The reason I thought that is because my kid had not yet developed the combination of verbal acuity and deep understanding of her own free will that releases the real Kraken of parenthood. Two-year-olds can talk, and they like to exert their will sometimes, but at that point it’s still sort of cute. They have that will power, but they haven’t learned how to wield it yet. Exerting their will is done sort of haphazardly, like me trying to play a sport. I know how, but I have no real skill, so it’s just sort of entertaining to watch.
But around three, they start to become AWARE of their will and their ability to exert it. Combine that with an exploding vocabulary, and you have the Tyrannical Threes. They’re still cute as can be, but in my experience, three is when the real work of parenting begins.

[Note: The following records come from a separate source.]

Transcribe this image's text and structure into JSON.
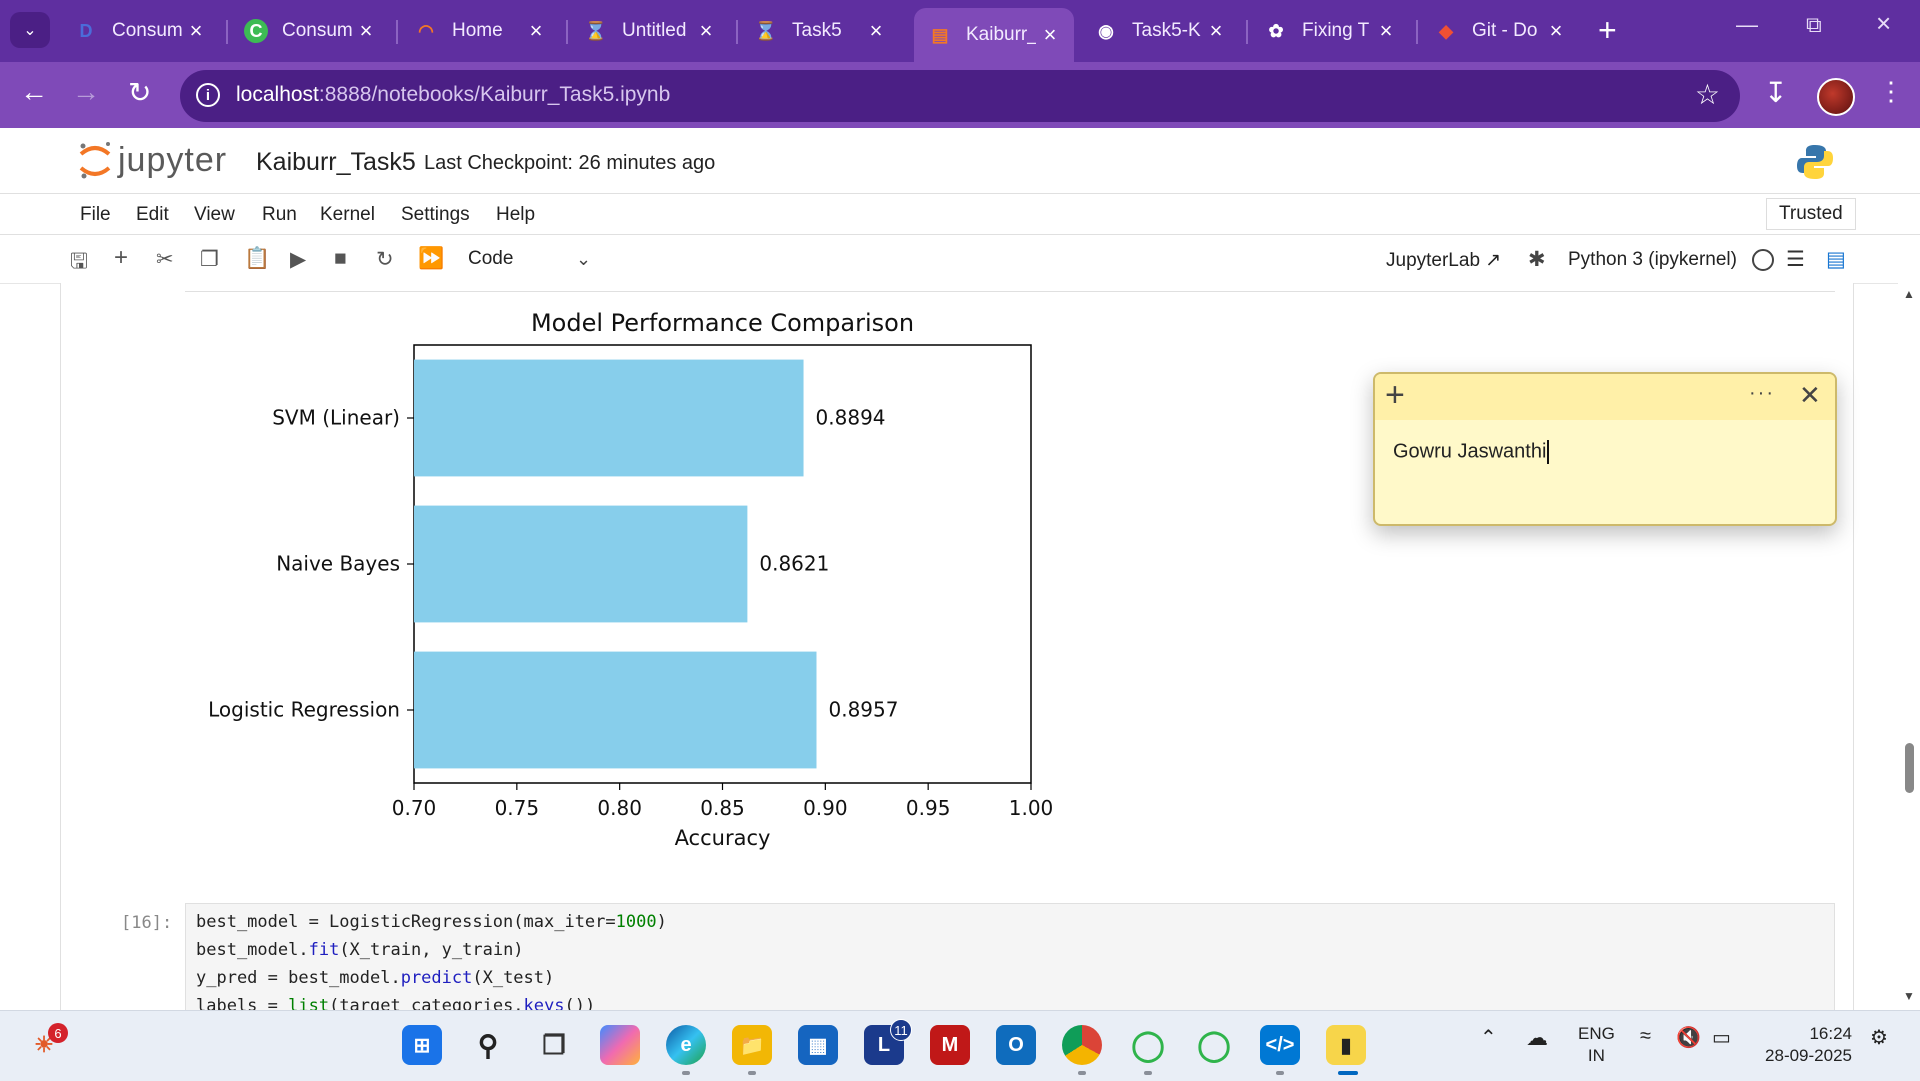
{
  "browser": {
    "tabs": [
      {
        "title": "Consum",
        "icon": "D"
      },
      {
        "title": "Consum",
        "icon": "C"
      },
      {
        "title": "Home",
        "icon": "arc"
      },
      {
        "title": "Untitled",
        "icon": "hourglass"
      },
      {
        "title": "Task5",
        "icon": "hourglass"
      },
      {
        "title": "Kaiburr_",
        "icon": "notebook",
        "active": true
      },
      {
        "title": "Task5-K",
        "icon": "github"
      },
      {
        "title": "Fixing T",
        "icon": "openai"
      },
      {
        "title": "Git - Do",
        "icon": "git"
      }
    ],
    "url_host": "localhost",
    "url_path": ":8888/notebooks/Kaiburr_Task5.ipynb"
  },
  "jupyter": {
    "logo_text": "jupyter",
    "notebook_name": "Kaiburr_Task5",
    "checkpoint": "Last Checkpoint: 26 minutes ago",
    "menu": [
      "File",
      "Edit",
      "View",
      "Run",
      "Kernel",
      "Settings",
      "Help"
    ],
    "trusted": "Trusted",
    "cell_type": "Code",
    "jupyterlab_link": "JupyterLab",
    "kernel": "Python 3 (ipykernel)"
  },
  "chart_data": {
    "type": "bar",
    "orientation": "horizontal",
    "title": "Model Performance Comparison",
    "xlabel": "Accuracy",
    "ylabel": "",
    "categories": [
      "SVM (Linear)",
      "Naive Bayes",
      "Logistic Regression"
    ],
    "values": [
      0.8894,
      0.8621,
      0.8957
    ],
    "data_labels": [
      "0.8894",
      "0.8621",
      "0.8957"
    ],
    "xlim": [
      0.7,
      1.0
    ],
    "xticks": [
      "0.70",
      "0.75",
      "0.80",
      "0.85",
      "0.90",
      "0.95",
      "1.00"
    ],
    "bar_color": "#87ceeb",
    "grid": false
  },
  "code_cell": {
    "prompt": "[16]:",
    "lines": [
      "best_model = LogisticRegression(max_iter=1000)",
      "best_model.fit(X_train, y_train)",
      "y_pred = best_model.predict(X_test)",
      "labels = list(target_categories.keys())"
    ]
  },
  "sticky_note": {
    "text": "Gowru Jaswanthi"
  },
  "taskbar": {
    "weather_badge": "6",
    "word_badge": "11",
    "lang": "ENG",
    "region": "IN",
    "time": "16:24",
    "date": "28-09-2025"
  }
}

The work I thought was going to be easier for me. The work for which I felt myself better prepared.
Oh, how naive I was. I had no idea that the emotional side of parenting is just as, if not more, exhausting than the physical part. And it’s exhausting emotionally AND physically. I’m not sure how that is, but it is.
Anyway, back to my being POOPCUP President.
Our first child was a delightful baby and toddler. She didn’t sleep all that well until she was about 18 months, but other than that, she was a little bundle of joy. She was bright and precocious and curious and adorable. She listened well, she was agreeable and obedient most of the time, and she had a smile that could melt steel.
If she had stayed our only child and stayed a toddler, I could have been the most self-righteous mother alive. I had a kid who was compliant and cute, and a genius to boot. Oh, and pious as well. Once, when she was three, we were at a prayer meeting and she sang every prayer in her little children’s prayer book. And then she sat through the rest of the prayer meeting quietly and reverently, barely making a peep.
Oh Lord, I was SUCH a POOPCUP.
Our second child, naturally, was an entirely different animal. In fact, she is literally an animal. At age two, she named her baby doll “Horse,” without the least bit of hesitation or rethinking after the fact. She can do a fast gallop on all fours that literally drops people’s jaws. Since toddlerhood, she’s had an almost exclusive focus on wildlife, and has verbally lamented more than once—with tears and everything—that she was born a human and not an animal.
Needless to say, she didn’t sit through prayer meetings at age three. You can really only serve one term as POOPCUP President. Once you have more than one child, you realize that so much of who they are is in their nature, and not a result of your stellar nurturing skills.
I know that saying all of this might make me unpopular with the parents of one little one. I remember being annoyed when moms with more kids would act as if I somehow didn’t have the experience to contribute to the vast pot of mommy wisdom when I only had our first. And I totally acknowledge that even having one child can be insanely difficult at times. But it’s nothing compared to having more than one. That’s not said in judgment, but in fact.
I understand POOPCUPS because I was one. And I’ve known some. You probably know some, too. You may even be or have been a POOPCUP yourself. If you’re past the POOPCUP stage, you may rue the POOPCUP’s smug, misguided, or totally incorrect advice, but be patient with it.
Their time will come. Let them enjoy their perfect child—while they still have one.